Sent from my iPad using Tapatalk


----------



## Marzi (Sep 17, 2012)

Summer - what a lovely thought...
Lexi and Beemer look lovely - all long legged and athletic.
I'm sure they can't wait to go some place and get dirty


----------



## dio.ren (Jan 18, 2013)

They look adorable


----------



## dmgalley (Aug 19, 2012)

I love these two! They look so clean and beautiful. We are going to need an after shot you know the all dirty, tired and beyond happy shot! 

Sent from Petguide.com Free App


----------



## emjon123 (Apr 9, 2013)

Beautiful pictures.


----------



## Tinman (Apr 23, 2013)

Gorgeous, I still don't know which one is which unless their in pink & blue!! X


----------



## Cat 53 (Aug 26, 2012)

They look wonderful. Bet they feel all soft and velvety too. I like the shorter ears too. My two go on Thursday. Will ask for a shorter look.


----------



## RuthMill (Jun 30, 2012)

Brilliant! I'm a fan of the summer cut!


----------



## arlo (Mar 11, 2013)

They look great, you must be very happy, come on the summer


----------



## Grove (Oct 17, 2012)

Really good summer cut. Their faces are beautifully done too


----------



## Lexi&Beemer (May 5, 2013)

I love their cut. I'm not looking forward to summer. It may actually reach 100 degrees this week. The price of no snow. We are going to melt. 

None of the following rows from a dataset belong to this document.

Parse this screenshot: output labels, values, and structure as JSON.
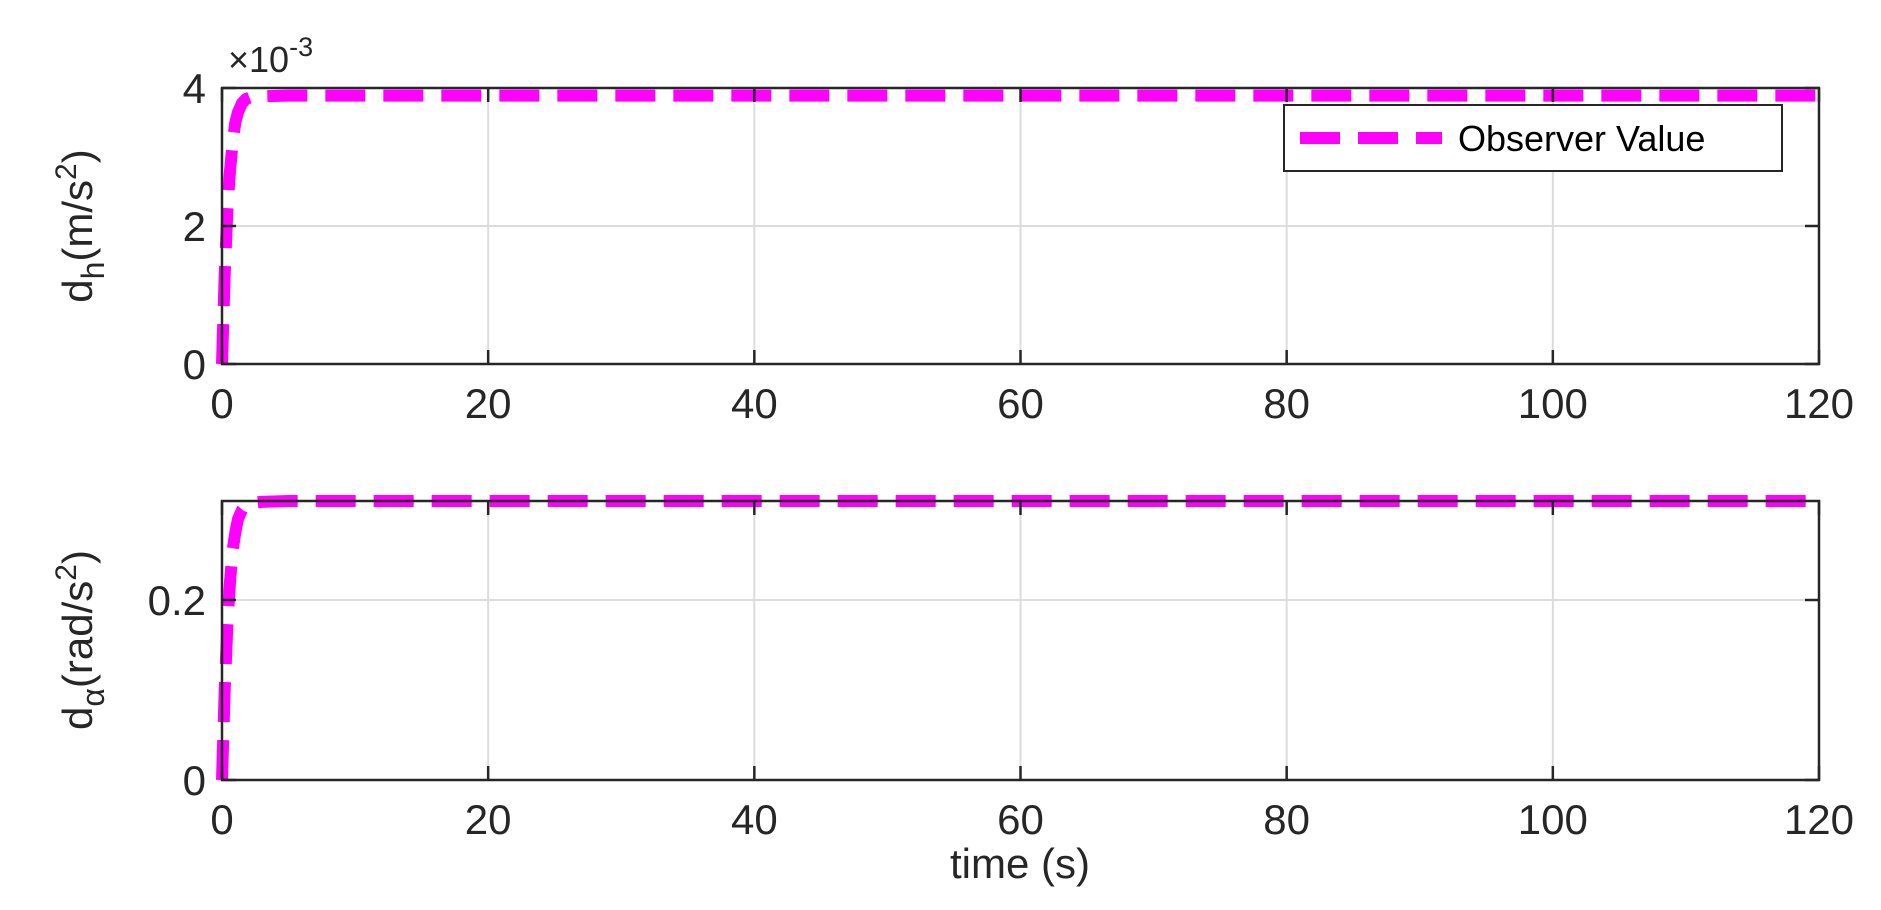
{
  "chart_data": [
    {
      "type": "line",
      "ylabel": {
        "base": "d",
        "subscript": "h",
        "unit": "(m/s",
        "power": "2",
        "close": ")"
      },
      "y_exponent": {
        "prefix": "×10",
        "power": "-3"
      },
      "xlim": [
        0,
        120
      ],
      "ylim": [
        0,
        4
      ],
      "x_ticks": [
        "0",
        "20",
        "40",
        "60",
        "80",
        "100",
        "120"
      ],
      "y_ticks": [
        "0",
        "2",
        "4"
      ],
      "grid": true,
      "legend": {
        "placement": "top-right",
        "entries": [
          "Observer Value"
        ]
      },
      "series": [
        {
          "name": "Observer Value",
          "color": "#ff00ff",
          "style": "dashed",
          "x": [
            0,
            0.2,
            0.4,
            0.6,
            0.8,
            1.0,
            1.2,
            1.5,
            1.8,
            2.2,
            3,
            5,
            10,
            20,
            40,
            60,
            80,
            100,
            120
          ],
          "y": [
            0,
            1.3,
            2.2,
            2.8,
            3.2,
            3.5,
            3.65,
            3.78,
            3.84,
            3.87,
            3.88,
            3.89,
            3.89,
            3.89,
            3.89,
            3.89,
            3.89,
            3.89,
            3.89
          ]
        }
      ]
    },
    {
      "type": "line",
      "ylabel": {
        "base": "d",
        "subscript": "α",
        "unit": "(rad/s",
        "power": "2",
        "close": ")"
      },
      "xlabel": "time (s)",
      "xlim": [
        0,
        120
      ],
      "ylim": [
        0,
        0.31
      ],
      "x_ticks": [
        "0",
        "20",
        "40",
        "60",
        "80",
        "100",
        "120"
      ],
      "y_ticks": [
        "0",
        "0.2"
      ],
      "y_tick_values": [
        0,
        0.2
      ],
      "grid": true,
      "series": [
        {
          "color": "#ff00ff",
          "style": "dashed",
          "x": [
            0,
            0.2,
            0.4,
            0.6,
            0.8,
            1.0,
            1.2,
            1.5,
            1.8,
            2.2,
            3,
            5,
            10,
            20,
            40,
            60,
            80,
            100,
            120
          ],
          "y": [
            0,
            0.1,
            0.17,
            0.22,
            0.255,
            0.275,
            0.29,
            0.3,
            0.305,
            0.308,
            0.309,
            0.31,
            0.31,
            0.31,
            0.31,
            0.31,
            0.31,
            0.31,
            0.31
          ]
        }
      ]
    }
  ]
}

Sent from my iPad using Tapatalk


----------



## Lexi&Beemer (May 5, 2013)

Grove said:


> Really good summer cut. Their faces are beautifully done too



That's why I only let the one groomer do it because she makes sure they look like Lexi and Beemer. The body I'm not picky, just fairly even. So I'm the only person she does grooming for at the daycare. 


Sent from my iPad using Tapatalk


----------



## dio.ren (Jan 18, 2013)

Lexi&Beemer said:


> I love their cut. I'm not looking forward to summer. It may actually reach 100 degrees this week. The price of no snow. We are going to melt.
> 
> 
> Sent from my iPad using Tapatalk


I am jealous we have had the shittiest winter ever today it was cold in the morning had my winter jacket on ....I have no sympathy for you ha! Sounds mean but this winter was brutal Love you still though miss sunshine!


----------



## RuthMill (Jun 30, 2012)

Lexi&Beemer said:


> I love their cut. I'm not looking forward to summer. It may actually reach 100 degrees this week. The price of no snow. We are going to melt.
> 
> 
> Sent from my iPad using Tapatalk


Oh poor you!!!!


----------



## Nanci (Mar 1, 2012)

That cut is perfect for the weather you are describing!! They look wonderful! I love that cut. Sami is shorter like that due to so many matts, but Carley is longer still. I think I will hv them take her down a bit more next time too, It is so much easier when they are shorter.


----------